山陽立地・つれづれDEEP

10年にわたって書き散らかした事々を、この際一か所にまとめた

津野興亡史⑦敬神家の経高

 こうして経高は津野の庄の領主として、1千町を有する身となったので、先ず如何にしてこの土地を開拓し、如何にして人民を統治して行こうかと考えた。自分の領地を良く開拓統治して繁栄せしむるのは自分の責任と言える。
この大責任を我々の力だけで叶えられるのか。自身は知識も思慮もない人間である。とくに、先般には一大事を企て、たちまち破れてしまったのは考えの浅い我であったせいである。
そのような身で如何にして、この重責を全うすることが出来るか悩んだ末に、こうなればもう神に頼る他は無く、神の命じられるままに働くより他は無いと考え付いた。
そこで、京都愛宕郡の鎮座まします霊験誠に顕たかな上鴨大神宮を勧請して、津野の本庄に、賀茂大明神の社を建立し、朝夕、拝礼を怠らなかった。
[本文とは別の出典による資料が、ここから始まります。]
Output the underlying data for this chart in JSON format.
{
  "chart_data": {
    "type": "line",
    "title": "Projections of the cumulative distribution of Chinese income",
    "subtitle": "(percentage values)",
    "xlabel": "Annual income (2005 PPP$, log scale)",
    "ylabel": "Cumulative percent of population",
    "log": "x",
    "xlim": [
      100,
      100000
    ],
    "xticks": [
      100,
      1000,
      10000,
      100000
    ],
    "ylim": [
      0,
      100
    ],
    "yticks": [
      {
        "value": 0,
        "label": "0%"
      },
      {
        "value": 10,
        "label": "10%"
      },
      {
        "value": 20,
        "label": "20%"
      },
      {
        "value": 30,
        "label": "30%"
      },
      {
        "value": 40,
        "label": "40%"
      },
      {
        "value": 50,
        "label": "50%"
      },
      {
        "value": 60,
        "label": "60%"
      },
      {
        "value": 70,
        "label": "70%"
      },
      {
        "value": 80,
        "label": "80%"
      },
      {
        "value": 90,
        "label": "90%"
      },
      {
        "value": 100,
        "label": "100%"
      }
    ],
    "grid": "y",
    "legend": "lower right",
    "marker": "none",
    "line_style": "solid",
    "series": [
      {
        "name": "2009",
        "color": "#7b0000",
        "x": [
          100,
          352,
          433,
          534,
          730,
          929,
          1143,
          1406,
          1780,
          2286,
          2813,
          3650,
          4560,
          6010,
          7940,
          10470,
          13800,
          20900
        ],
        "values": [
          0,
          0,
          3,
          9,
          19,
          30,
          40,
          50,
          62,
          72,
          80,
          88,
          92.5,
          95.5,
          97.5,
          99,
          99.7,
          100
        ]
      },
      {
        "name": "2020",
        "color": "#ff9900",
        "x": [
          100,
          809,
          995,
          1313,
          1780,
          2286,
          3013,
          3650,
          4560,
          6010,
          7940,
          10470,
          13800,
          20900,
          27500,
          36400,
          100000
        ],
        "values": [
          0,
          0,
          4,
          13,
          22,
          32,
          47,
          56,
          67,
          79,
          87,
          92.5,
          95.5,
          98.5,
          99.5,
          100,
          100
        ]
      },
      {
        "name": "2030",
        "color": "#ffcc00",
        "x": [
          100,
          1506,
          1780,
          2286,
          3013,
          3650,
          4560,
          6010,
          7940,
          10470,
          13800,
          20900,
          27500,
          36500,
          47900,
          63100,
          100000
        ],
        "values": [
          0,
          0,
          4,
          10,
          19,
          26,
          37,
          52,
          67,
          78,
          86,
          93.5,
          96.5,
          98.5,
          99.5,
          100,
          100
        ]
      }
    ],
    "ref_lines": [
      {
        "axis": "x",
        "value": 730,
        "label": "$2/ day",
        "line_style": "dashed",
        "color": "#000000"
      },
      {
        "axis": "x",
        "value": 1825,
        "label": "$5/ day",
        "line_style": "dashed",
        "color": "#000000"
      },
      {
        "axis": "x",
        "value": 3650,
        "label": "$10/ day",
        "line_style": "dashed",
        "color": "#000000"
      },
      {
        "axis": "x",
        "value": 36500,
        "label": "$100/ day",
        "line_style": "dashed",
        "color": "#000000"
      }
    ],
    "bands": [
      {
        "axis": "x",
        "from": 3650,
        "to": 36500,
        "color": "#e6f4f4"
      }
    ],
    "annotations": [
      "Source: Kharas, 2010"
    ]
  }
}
元来この上賀茂神社の祭神若雷命(ワカイカヅチ)は、鴨建角身命(カモタケツノミノミコト)の御子であり、皇国の基礎を固められた神武天皇の御東征の途中、紀州の熊野より、大和にお入りになった際、道険しくその上方角も分からないなか、皇師は非常に疲労して天皇も士卒も一時は途方に暮れていた。
その時、高木神(タカキノカミ)はヤタガラスを使いとして軍の先導せしめられたので、なんとか大和にお入りになることが出来た。
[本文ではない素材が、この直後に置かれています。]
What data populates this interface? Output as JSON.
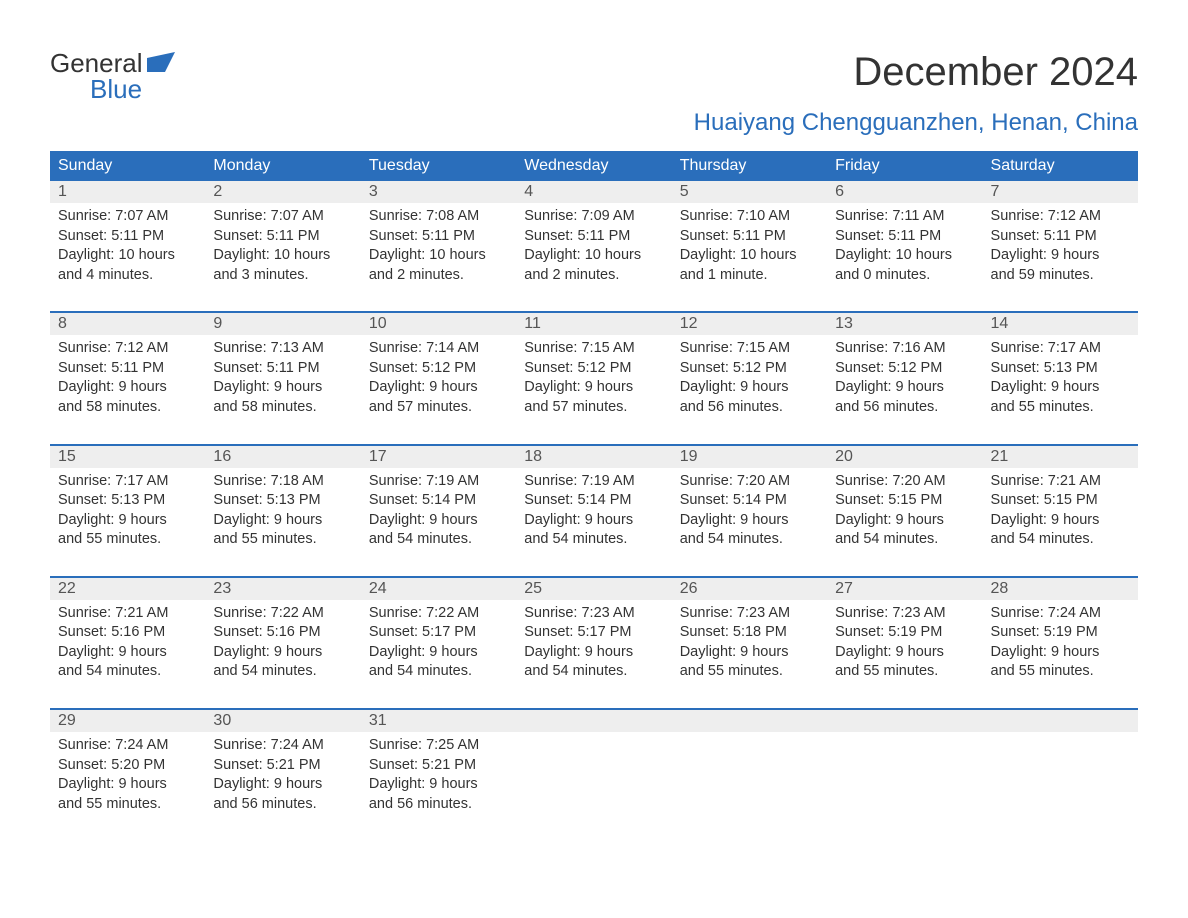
{
  "logo": {
    "line1": "General",
    "line2": "Blue",
    "brand_color": "#2a6ebb"
  },
  "title": "December 2024",
  "location": "Huaiyang Chengguanzhen, Henan, China",
  "colors": {
    "header_bg": "#2a6ebb",
    "header_text": "#ffffff",
    "daynum_bg": "#eeeeee",
    "week_border": "#2a6ebb",
    "body_text": "#333333",
    "background": "#ffffff"
  },
  "typography": {
    "title_fontsize": 40,
    "location_fontsize": 24,
    "dayheader_fontsize": 16,
    "cell_fontsize": 14.5
  },
  "day_names": [
    "Sunday",
    "Monday",
    "Tuesday",
    "Wednesday",
    "Thursday",
    "Friday",
    "Saturday"
  ],
  "weeks": [
    [
      {
        "n": "1",
        "sunrise": "Sunrise: 7:07 AM",
        "sunset": "Sunset: 5:11 PM",
        "d1": "Daylight: 10 hours",
        "d2": "and 4 minutes."
      },
      {
        "n": "2",
        "sunrise": "Sunrise: 7:07 AM",
        "sunset": "Sunset: 5:11 PM",
        "d1": "Daylight: 10 hours",
        "d2": "and 3 minutes."
      },
      {
        "n": "3",
        "sunrise": "Sunrise: 7:08 AM",
        "sunset": "Sunset: 5:11 PM",
        "d1": "Daylight: 10 hours",
        "d2": "and 2 minutes."
      },
      {
        "n": "4",
        "sunrise": "Sunrise: 7:09 AM",
        "sunset": "Sunset: 5:11 PM",
        "d1": "Daylight: 10 hours",
        "d2": "and 2 minutes."
      },
      {
        "n": "5",
        "sunrise": "Sunrise: 7:10 AM",
        "sunset": "Sunset: 5:11 PM",
        "d1": "Daylight: 10 hours",
        "d2": "and 1 minute."
      },
      {
        "n": "6",
        "sunrise": "Sunrise: 7:11 AM",
        "sunset": "Sunset: 5:11 PM",
        "d1": "Daylight: 10 hours",
        "d2": "and 0 minutes."
      },
      {
        "n": "7",
        "sunrise": "Sunrise: 7:12 AM",
        "sunset": "Sunset: 5:11 PM",
        "d1": "Daylight: 9 hours",
        "d2": "and 59 minutes."
      }
    ],
    [
      {
        "n": "8",
        "sunrise": "Sunrise: 7:12 AM",
        "sunset": "Sunset: 5:11 PM",
        "d1": "Daylight: 9 hours",
        "d2": "and 58 minutes."
      },
      {
        "n": "9",
        "sunrise": "Sunrise: 7:13 AM",
        "sunset": "Sunset: 5:11 PM",
        "d1": "Daylight: 9 hours",
        "d2": "and 58 minutes."
      },
      {
        "n": "10",
        "sunrise": "Sunrise: 7:14 AM",
        "sunset": "Sunset: 5:12 PM",
        "d1": "Daylight: 9 hours",
        "d2": "and 57 minutes."
      },
      {
        "n": "11",
        "sunrise": "Sunrise: 7:15 AM",
        "sunset": "Sunset: 5:12 PM",
        "d1": "Daylight: 9 hours",
        "d2": "and 57 minutes."
      },
      {
        "n": "12",
        "sunrise": "Sunrise: 7:15 AM",
        "sunset": "Sunset: 5:12 PM",
        "d1": "Daylight: 9 hours",
        "d2": "and 56 minutes."
      },
      {
        "n": "13",
        "sunrise": "Sunrise: 7:16 AM",
        "sunset": "Sunset: 5:12 PM",
        "d1": "Daylight: 9 hours",
        "d2": "and 56 minutes."
      },
      {
        "n": "14",
        "sunrise": "Sunrise: 7:17 AM",
        "sunset": "Sunset: 5:13 PM",
        "d1": "Daylight: 9 hours",
        "d2": "and 55 minutes."
      }
    ],
    [
      {
        "n": "15",
        "sunrise": "Sunrise: 7:17 AM",
        "sunset": "Sunset: 5:13 PM",
        "d1": "Daylight: 9 hours",
        "d2": "and 55 minutes."
      },
      {
        "n": "16",
        "sunrise": "Sunrise: 7:18 AM",
        "sunset": "Sunset: 5:13 PM",
        "d1": "Daylight: 9 hours",
        "d2": "and 55 minutes."
      },
      {
        "n": "17",
        "sunrise": "Sunrise: 7:19 AM",
        "sunset": "Sunset: 5:14 PM",
        "d1": "Daylight: 9 hours",
        "d2": "and 54 minutes."
      },
      {
        "n": "18",
        "sunrise": "Sunrise: 7:19 AM",
        "sunset": "Sunset: 5:14 PM",
        "d1": "Daylight: 9 hours",
        "d2": "and 54 minutes."
      },
      {
        "n": "19",
        "sunrise": "Sunrise: 7:20 AM",
        "sunset": "Sunset: 5:14 PM",
        "d1": "Daylight: 9 hours",
        "d2": "and 54 minutes."
      },
      {
        "n": "20",
        "sunrise": "Sunrise: 7:20 AM",
        "sunset": "Sunset: 5:15 PM",
        "d1": "Daylight: 9 hours",
        "d2": "and 54 minutes."
      },
      {
        "n": "21",
        "sunrise": "Sunrise: 7:21 AM",
        "sunset": "Sunset: 5:15 PM",
        "d1": "Daylight: 9 hours",
        "d2": "and 54 minutes."
      }
    ],
    [
      {
        "n": "22",
        "sunrise": "Sunrise: 7:21 AM",
        "sunset": "Sunset: 5:16 PM",
        "d1": "Daylight: 9 hours",
        "d2": "and 54 minutes."
      },
      {
        "n": "23",
        "sunrise": "Sunrise: 7:22 AM",
        "sunset": "Sunset: 5:16 PM",
        "d1": "Daylight: 9 hours",
        "d2": "and 54 minutes."
      },
      {
        "n": "24",
        "sunrise": "Sunrise: 7:22 AM",
        "sunset": "Sunset: 5:17 PM",
        "d1": "Daylight: 9 hours",
        "d2": "and 54 minutes."
      },
      {
        "n": "25",
        "sunrise": "Sunrise: 7:23 AM",
        "sunset": "Sunset: 5:17 PM",
        "d1": "Daylight: 9 hours",
        "d2": "and 54 minutes."
      },
      {
        "n": "26",
        "sunrise": "Sunrise: 7:23 AM",
        "sunset": "Sunset: 5:18 PM",
        "d1": "Daylight: 9 hours",
        "d2": "and 55 minutes."
      },
      {
        "n": "27",
        "sunrise": "Sunrise: 7:23 AM",
        "sunset": "Sunset: 5:19 PM",
        "d1": "Daylight: 9 hours",
        "d2": "and 55 minutes."
      },
      {
        "n": "28",
        "sunrise": "Sunrise: 7:24 AM",
        "sunset": "Sunset: 5:19 PM",
        "d1": "Daylight: 9 hours",
        "d2": "and 55 minutes."
      }
    ],
    [
      {
        "n": "29",
        "sunrise": "Sunrise: 7:24 AM",
        "sunset": "Sunset: 5:20 PM",
        "d1": "Daylight: 9 hours",
        "d2": "and 55 minutes."
      },
      {
        "n": "30",
        "sunrise": "Sunrise: 7:24 AM",
        "sunset": "Sunset: 5:21 PM",
        "d1": "Daylight: 9 hours",
        "d2": "and 56 minutes."
      },
      {
        "n": "31",
        "sunrise": "Sunrise: 7:25 AM",
        "sunset": "Sunset: 5:21 PM",
        "d1": "Daylight: 9 hours",
        "d2": "and 56 minutes."
      },
      {
        "n": "",
        "sunrise": "",
        "sunset": "",
        "d1": "",
        "d2": ""
      },
      {
        "n": "",
        "sunrise": "",
        "sunset": "",
        "d1": "",
        "d2": ""
      },
      {
        "n": "",
        "sunrise": "",
        "sunset": "",
        "d1": "",
        "d2": ""
      },
      {
        "n": "",
        "sunrise": "",
        "sunset": "",
        "d1": "",
        "d2": ""
      }
    ]
  ]
}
即ち、このヤタガラスと言うのは、鴨建角身命の事であって、中州(チュウシュウ)平定後、天皇は命の功績を賞せられて土地を賜うたとのことが、古事記傳に記されている。
ことに、若雷命の御母は、海神の化身である玉依比賣(タマヨリヒメ)である。
このようなことから、津野の庄も中州が平定されたように、次第次第に開拓されんことを祈って、今の多ノ郷(オオノゴウ)村鴨宮に鎭祭し奉ったものらしい。
この時、経高は神田として8町歩を寄進し、神官社人80人も配し年中厳重に祭祇を絶やすことがなかった。